Cependant, à l’heure actuelle, la bourse est en hausse. Cela est dû en partie à la hausse des valorisations des sociétés de technologie et d’intelligence artificielle aux États-Unis. Si nous constatons une correction dans ce domaine, cela pourrait faire baisser le FTSE 100. À ce stade, les gens pourraient commencer à se comporter davantage comme si l’économie britannique n’était pas au meilleur de sa forme, ce qui exacerberait les problèmes.
Alors que les données britanniques se détériorent ces derniers mois, parallèlement à la hausse des valorisations technologiques aux États-Unis, je pense que les chances d’une baisse ont augmenté.
comment le gérer
Je ne veux pas être perçu comme quelqu’un de complètement pessimiste. Même si je pense que les probabilités d’une forte baisse augmentent, je ne pense toujours pas que nous assisterons à une forte baisse dans l’immédiat. Cependant, je pense qu’il vaut la peine d’envisager dès maintenant certaines actions défensives pour aider à protéger un portefeuille diversifié.
Par exemple, Associated British Foods (LSE : ABF) est une entreprise alimentaire qui possède des marques célèbres, notamment le pain Kingsmill et Ovaltine, et qui opère au début de la chaîne d’approvisionnement en fabriquant et en vendant des ingrédients bruts.
Au cours de la dernière année, le cours de l’action a augmenté de 5 %, avec un rendement en dividende de 2,93 %. Cela n’en fait pas une valeur à forte croissance, mais elle possède plusieurs qualités qui en font une bonne idée défensive.
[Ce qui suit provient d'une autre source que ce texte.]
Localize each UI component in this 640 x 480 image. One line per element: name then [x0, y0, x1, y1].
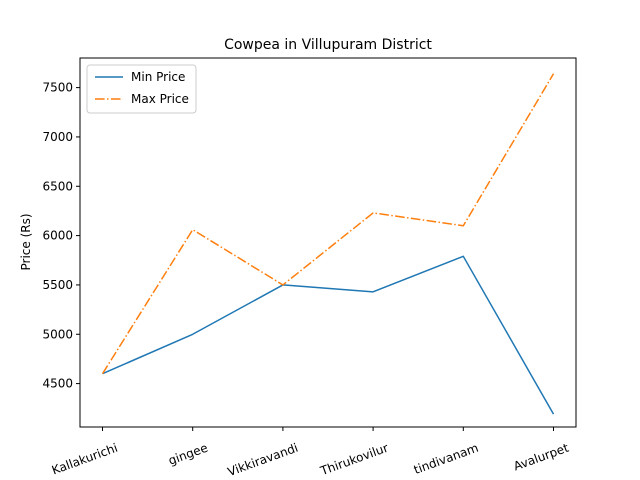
plot-area [79, 57, 577, 428]
x-tick-label: Avalurpet [512, 441, 571, 474]
series-line-max-price [101, 73, 555, 375]
x-axis: Kallakurichi gingee Vikkiravandi Thirukovil… [50, 427, 571, 479]
y-tick-label: 4500 [42, 377, 73, 391]
legend-label: Min Price [131, 70, 185, 84]
x-tick-label: Vikkiravandi [226, 441, 300, 479]
legend: Min Price Max Price [86, 64, 197, 114]
chart-title: Cowpea in Villupuram District [224, 37, 432, 53]
y-tick-label: 5500 [42, 278, 73, 292]
y-axis-label: Price (Rs) [19, 213, 33, 270]
y-axis: 4500 5000 5500 6000 6500 7000 7500 [42, 81, 80, 391]
y-tick-label: 5000 [42, 327, 73, 341]
x-tick-label: Kallakurichi [50, 441, 120, 478]
x-tick-label: gingee [166, 441, 209, 468]
y-tick-label: 7000 [42, 130, 73, 144]
y-tick-label: 6000 [42, 229, 73, 243]
y-tick-label: 7500 [42, 81, 73, 95]
series-layer [101, 73, 555, 415]
x-tick-label: Thirukovilur [318, 441, 390, 479]
series-line-min-price [102, 255, 555, 415]
y-tick-label: 6500 [42, 179, 73, 193]
x-tick-label: tindivanam [412, 441, 480, 477]
legend-label: Max Price [131, 92, 189, 106]
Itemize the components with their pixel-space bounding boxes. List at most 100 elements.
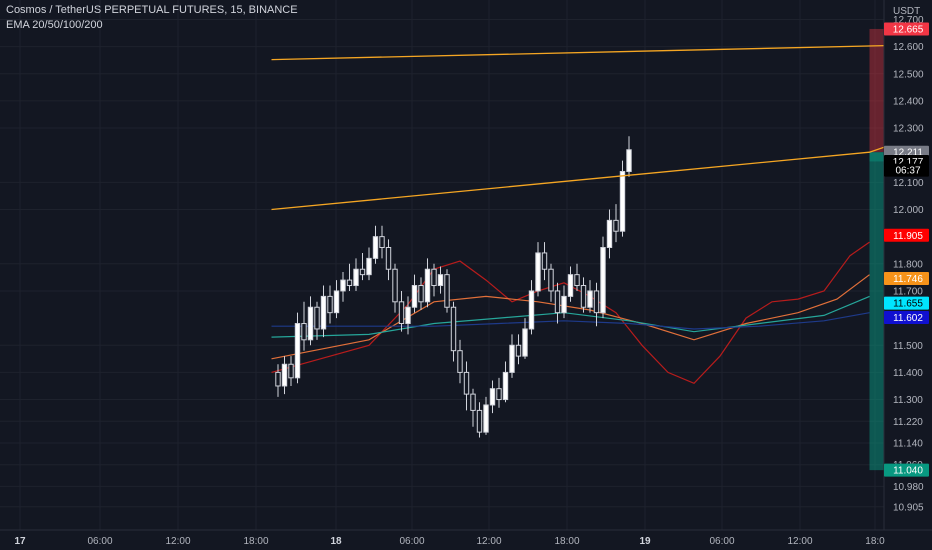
time-tick-label: 18:00 [243,536,268,547]
price-tag [884,228,929,242]
time-tick-label: 06:00 [709,536,734,547]
price-tick-label: 11.220 [893,417,923,428]
candle-body [366,257,372,276]
candle-body [288,363,294,379]
candle-body [385,247,392,270]
candle-body [333,290,340,314]
candle-body [307,306,314,341]
candle-body [450,306,457,352]
candle-body [379,236,385,249]
price-tick-label: 10.980 [893,482,924,493]
candle-body [424,268,431,303]
price-tag [884,296,929,310]
time-axis[interactable] [0,530,932,550]
price-tick-label: 12.300 [893,124,924,135]
candle-body [489,388,496,406]
indicator-legend[interactable]: EMA 20/50/100/200 [6,19,103,31]
candle-body [541,252,548,270]
candle-body [528,290,535,330]
candle-body [359,268,366,276]
symbol-title[interactable]: Cosmos / TetherUS PERPETUAL FUTURES, 15,… [6,4,298,16]
time-tick-label: 17 [14,536,26,547]
candle-body [281,363,288,387]
price-tick-label: 12.100 [893,178,924,189]
candle-body [405,306,411,325]
candle-body [275,371,281,387]
price-tick-label: 10.905 [893,502,924,513]
price-tag [884,271,929,285]
time-tick-label: 12:00 [165,536,190,547]
price-tick-label: 11.400 [893,368,923,379]
ema-lines [271,241,870,385]
candle-body [398,301,405,325]
price-tag-label: 11.602 [893,313,923,324]
candle-body [567,274,574,297]
price-tag-label: 12.665 [893,24,924,35]
candle-body [411,285,418,308]
candle-body [353,268,359,287]
candle-body [431,268,437,287]
candle-body [301,323,307,341]
time-tick-label: 19 [639,536,651,547]
candle-body [470,393,476,411]
candle-body [593,290,600,314]
candle-body [522,328,528,357]
price-tag-label: 12.211 [893,148,923,159]
candle-body [444,274,450,308]
price-tag [884,22,929,36]
time-tick-label: 12:00 [476,536,501,547]
candle-body [483,404,489,433]
grid [0,0,884,530]
price-tick-label: 12.600 [893,42,924,53]
price-tick-label: 12.000 [893,205,924,216]
price-tag-label: 11.905 [893,231,923,242]
candle-body [600,247,606,314]
candle-body [340,279,346,292]
price-tick-label: 11.700 [893,286,923,297]
price-tag-label: 11.746 [893,274,923,285]
price-tag-label: 06:37 [895,166,920,177]
time-tick-label: 06:00 [399,536,424,547]
time-tick-label: 18 [330,536,342,547]
candle-body [619,170,626,232]
candle-body [437,274,444,287]
time-tick-label: 06:00 [87,536,112,547]
price-tick-label: 12.500 [893,69,924,80]
candle-body [606,219,613,249]
candle-body [496,388,502,401]
candle-body [587,290,593,308]
candle-body [314,306,320,330]
candle-body [502,371,509,401]
price-tick-label: 11.300 [893,395,923,406]
candle-body [554,290,561,314]
price-tag-label: 12.177 [893,157,924,168]
candle-body [418,285,424,303]
candle-body [327,295,333,314]
candle-body [320,295,327,330]
candle-body [372,236,379,259]
candle-body [561,295,567,314]
price-tick-label: 11.500 [893,341,923,352]
price-tag-label: 11.040 [893,466,923,477]
candle-body [626,149,632,172]
trendline-2[interactable] [271,101,932,211]
candle-body [574,274,580,287]
candle-body [392,268,398,303]
candle-body [509,344,515,373]
trendlines[interactable] [271,29,932,211]
candle-body [535,252,541,292]
candle-body [457,350,463,373]
candles [275,136,632,438]
trendline-1[interactable] [271,29,932,61]
candle-body [346,279,353,287]
time-tick-label: 18:00 [554,536,579,547]
price-tick-label: 11.800 [893,259,923,270]
price-tick-label: 12.400 [893,96,924,107]
price-tag-label: 11.655 [893,299,923,310]
time-tick-label: 18:0 [865,536,885,547]
candle-body [515,344,522,357]
candle-body [476,409,483,433]
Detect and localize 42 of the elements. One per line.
Par exemple, vous générez des revenus à partir de plusieurs divisions, dont certaines sont totalement indépendantes les unes des autres. De plus, elle possède des marques qui vendent de la nourriture et des produits de base pour un usage quotidien. Les gens les achètent quel que soit le cycle économique.
C’est aussi une entreprise mondiale. Ainsi, même si le Royaume-Uni sous-performe, cela pourrait compenser tout impact négatif des ventes dans le monde entier.
Et bien sûr, nous ne pouvons pas ignorer leur unité Primark. C’est l’un des plus grands noms de la fast fashion et continue de se développer au Royaume-Uni, en Europe et aux États-Unis.
En tant que risque, vous êtes exposé aux prix des matières premières (comme le blé et le sucre), qui peuvent être très volatils. Cela peut signifier que les coûts de production pourraient augmenter sans préavis. Et Primark, bien qu’énorme, a été plutôt lent ces derniers temps. Malgré cela, je pense que c’est une bonne action à considérer si quelqu’un s’inquiète de la possibilité d’une chute.